Let: $$ \lim_{t\to t_0}\phi(t) = a $$ where $\phi(t)\ne a$ and $t\ne t_0$ in the neighbourhood of $t_0$. Prove that: $$ \begin{align*} f(x) \stackrel{x\to x_0}{=} \mathcal{o}(g(x)) &\implies f(\phi(t)) \stackrel{t\to t_0}{=} \mathcal{o}(g(\phi(t)))\tag 1\\ f(x) \stackrel{x\to x_0}{=} \mathcal{O}(g(x)) &\implies f(\phi(t)) \stackrel{t\to t_0}{=} \mathcal{O}(g(\phi(t)))\tag 2 \end{align*} $$
I'm having difficulties with proving the above. I've started by writing down the definitions of what's given in the statement.

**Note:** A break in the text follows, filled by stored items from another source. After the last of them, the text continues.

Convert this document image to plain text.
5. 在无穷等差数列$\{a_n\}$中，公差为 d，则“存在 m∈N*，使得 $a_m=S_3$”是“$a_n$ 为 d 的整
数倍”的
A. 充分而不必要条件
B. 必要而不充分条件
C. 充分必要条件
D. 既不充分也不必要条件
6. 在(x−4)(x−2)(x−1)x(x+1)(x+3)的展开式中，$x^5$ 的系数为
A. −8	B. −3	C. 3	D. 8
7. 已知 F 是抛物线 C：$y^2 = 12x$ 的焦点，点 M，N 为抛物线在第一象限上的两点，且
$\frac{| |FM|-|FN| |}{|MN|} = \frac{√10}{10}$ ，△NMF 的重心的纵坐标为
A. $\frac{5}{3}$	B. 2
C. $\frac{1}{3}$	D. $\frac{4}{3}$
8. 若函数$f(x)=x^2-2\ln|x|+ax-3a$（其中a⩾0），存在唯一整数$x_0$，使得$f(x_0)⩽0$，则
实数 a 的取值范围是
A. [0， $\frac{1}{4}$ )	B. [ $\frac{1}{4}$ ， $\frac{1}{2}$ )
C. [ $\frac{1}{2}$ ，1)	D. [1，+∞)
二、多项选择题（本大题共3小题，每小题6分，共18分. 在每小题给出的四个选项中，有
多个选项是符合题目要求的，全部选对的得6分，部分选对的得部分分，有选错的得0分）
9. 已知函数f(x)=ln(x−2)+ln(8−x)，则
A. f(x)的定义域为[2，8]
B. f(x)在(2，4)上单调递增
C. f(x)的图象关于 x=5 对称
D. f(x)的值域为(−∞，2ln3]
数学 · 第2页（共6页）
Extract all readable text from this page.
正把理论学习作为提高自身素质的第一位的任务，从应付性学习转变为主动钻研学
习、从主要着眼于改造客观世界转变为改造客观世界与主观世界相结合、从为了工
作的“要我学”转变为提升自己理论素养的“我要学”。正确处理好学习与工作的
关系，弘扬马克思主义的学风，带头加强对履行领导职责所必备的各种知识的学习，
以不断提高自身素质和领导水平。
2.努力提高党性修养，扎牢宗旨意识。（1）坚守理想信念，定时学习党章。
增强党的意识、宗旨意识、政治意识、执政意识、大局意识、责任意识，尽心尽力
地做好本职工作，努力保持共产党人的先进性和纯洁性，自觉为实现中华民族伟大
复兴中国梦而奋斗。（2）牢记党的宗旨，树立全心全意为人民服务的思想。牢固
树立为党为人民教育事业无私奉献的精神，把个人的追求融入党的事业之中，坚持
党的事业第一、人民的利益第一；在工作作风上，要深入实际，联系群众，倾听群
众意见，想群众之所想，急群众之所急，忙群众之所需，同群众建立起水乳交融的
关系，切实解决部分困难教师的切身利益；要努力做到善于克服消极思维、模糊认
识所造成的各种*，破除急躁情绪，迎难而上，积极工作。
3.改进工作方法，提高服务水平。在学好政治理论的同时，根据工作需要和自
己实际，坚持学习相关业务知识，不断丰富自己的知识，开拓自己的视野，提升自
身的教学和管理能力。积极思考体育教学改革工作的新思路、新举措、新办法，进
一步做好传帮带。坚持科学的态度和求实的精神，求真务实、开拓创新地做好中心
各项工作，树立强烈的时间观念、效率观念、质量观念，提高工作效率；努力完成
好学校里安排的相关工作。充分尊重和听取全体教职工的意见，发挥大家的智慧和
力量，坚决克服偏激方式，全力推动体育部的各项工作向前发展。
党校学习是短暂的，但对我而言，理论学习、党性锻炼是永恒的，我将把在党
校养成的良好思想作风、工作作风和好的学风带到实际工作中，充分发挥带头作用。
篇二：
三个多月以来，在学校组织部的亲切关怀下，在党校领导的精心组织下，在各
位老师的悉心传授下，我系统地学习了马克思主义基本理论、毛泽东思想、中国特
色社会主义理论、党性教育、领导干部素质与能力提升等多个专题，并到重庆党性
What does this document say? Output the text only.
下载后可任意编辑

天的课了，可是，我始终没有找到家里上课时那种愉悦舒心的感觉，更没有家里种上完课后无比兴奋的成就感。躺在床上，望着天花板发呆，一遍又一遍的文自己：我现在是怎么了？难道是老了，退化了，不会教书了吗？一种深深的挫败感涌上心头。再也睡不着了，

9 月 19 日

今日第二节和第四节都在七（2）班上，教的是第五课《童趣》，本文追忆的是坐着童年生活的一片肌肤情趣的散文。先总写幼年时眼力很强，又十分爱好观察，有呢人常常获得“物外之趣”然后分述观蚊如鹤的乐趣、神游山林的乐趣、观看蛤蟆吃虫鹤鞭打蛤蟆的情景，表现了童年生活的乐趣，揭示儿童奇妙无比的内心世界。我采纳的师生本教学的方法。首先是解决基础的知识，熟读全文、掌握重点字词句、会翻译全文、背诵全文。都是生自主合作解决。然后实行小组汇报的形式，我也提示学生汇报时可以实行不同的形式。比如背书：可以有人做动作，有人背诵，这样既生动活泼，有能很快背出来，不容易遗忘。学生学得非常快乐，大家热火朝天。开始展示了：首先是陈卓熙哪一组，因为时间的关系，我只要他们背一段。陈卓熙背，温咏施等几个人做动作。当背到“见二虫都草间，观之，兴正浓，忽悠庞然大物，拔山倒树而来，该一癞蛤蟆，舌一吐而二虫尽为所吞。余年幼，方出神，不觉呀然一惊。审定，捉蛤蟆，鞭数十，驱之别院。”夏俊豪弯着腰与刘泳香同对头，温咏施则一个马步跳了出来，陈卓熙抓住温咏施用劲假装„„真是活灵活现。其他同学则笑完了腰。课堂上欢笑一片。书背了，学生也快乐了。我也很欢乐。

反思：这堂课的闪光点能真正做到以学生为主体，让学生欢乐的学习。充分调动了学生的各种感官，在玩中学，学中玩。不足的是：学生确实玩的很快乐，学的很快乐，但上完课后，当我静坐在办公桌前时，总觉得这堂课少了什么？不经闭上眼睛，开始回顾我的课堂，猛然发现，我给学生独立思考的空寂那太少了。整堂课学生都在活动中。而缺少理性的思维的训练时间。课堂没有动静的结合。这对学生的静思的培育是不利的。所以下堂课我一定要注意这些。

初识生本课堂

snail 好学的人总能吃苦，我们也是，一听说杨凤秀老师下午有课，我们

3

First, we are given that: $$ \lim_{t\to t_0}\phi(t) = a \iff \forall\epsilon>0\ \exists \delta_\epsilon > 0: |t-t_0| < \delta_\epsilon \implies |\phi(t) - a| < \epsilon $$
Also $f(x)$ is asymptotically smaller than $g(x)$ in the neighbourhood of $x_0$, namely: $$ \lim_{x\to x_0} \frac{f(x)}{g(x)} = 0 \iff \forall\epsilon>0\ \exists \delta_\epsilon > 0: |x-x_0| < \delta_\epsilon \implies \left|\frac{f(x)}{g(x)}\right| < \epsilon $$
Using the above, I need to somehow arrive at the following: $$ \lim_{t\to t_0} \frac{f(\phi(t))}{g(\phi(t))} = 0 $$
The problem is I'm not sure where to start. Could someone please share some kind of sketch on how to proceed?